El verdadero generador de la democracia no lo es la burguesía, sino la clase trabajadora. Solamente aquella clase social que es la mayoría de la población puede ser un defensor consecuente de la democracia hasta las últimas consecuencias. La burguesía ha puesto siempre dificultades a las conquistas democráticas después de vencido el feudalismo. La lucha por el sufragio universal, por la libertad de asociación, reunión y expresión es el barómetro que ha medido la gran presión del movimiento obrero, efectuada a veces a través de los partidos liberales de la burguesía, con vistas a la conquista de posiciones democráticas.

Ahora bien, hemos entrado en la fase de la decadencia capitalista. La burguesía comprende que el proletariado ha alcanzado la madurez y se prepara para llevar a cabo la sustitución. Una situación de democracia, naturalmente, favorece al movimiento obrero para prepararse con objeto de librar la batalla final.

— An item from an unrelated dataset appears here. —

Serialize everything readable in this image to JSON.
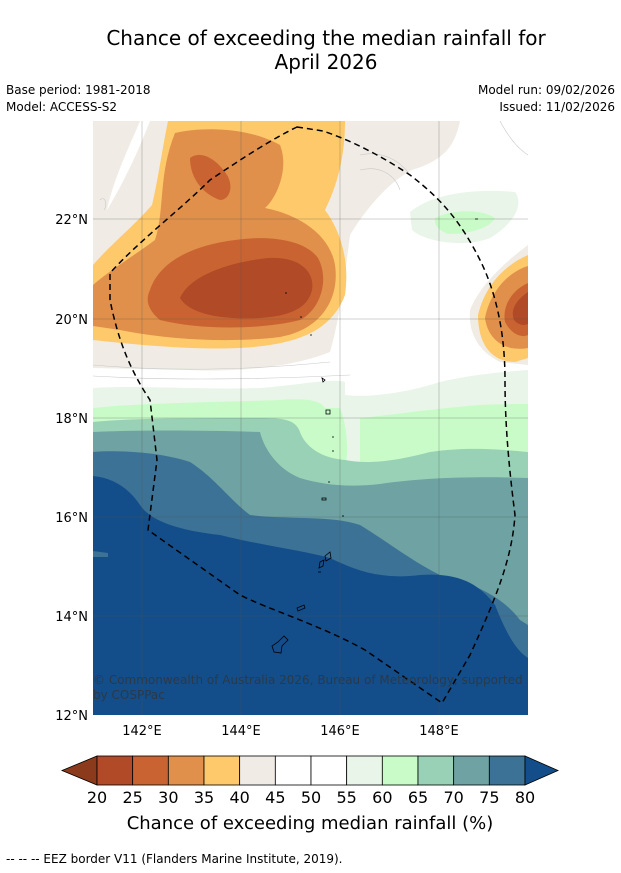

Y ante esa situación, la burguesía, que ha sido democrática a regañadientes cuando la democracia favorecía a la clase trabajadora, marcha atropelladamente hacia la liquidación de todo vestigio democrático. Es la evolución hacia el fascismo.

El fascismo es una nueva forma de dominación de la burguesía que consiste en entregar el poder político a un puñado de “condottieris” y aventureros sin escrúpulos, regimentados, que lo ejercen despóticamente destruyendo toda organización obrera y todas las formas democráticas ganadas por la clase trabajadora. De este modo la burguesía, cuya capacidad de dirección política se ha agotado, se siente segura en el orden económico y hace esfuerzos por mantener con dificultades un régimen social que está en oposición con los intereses de la mayoría de la población, en contradicción con las necesidades del conjunto de la Humanidad.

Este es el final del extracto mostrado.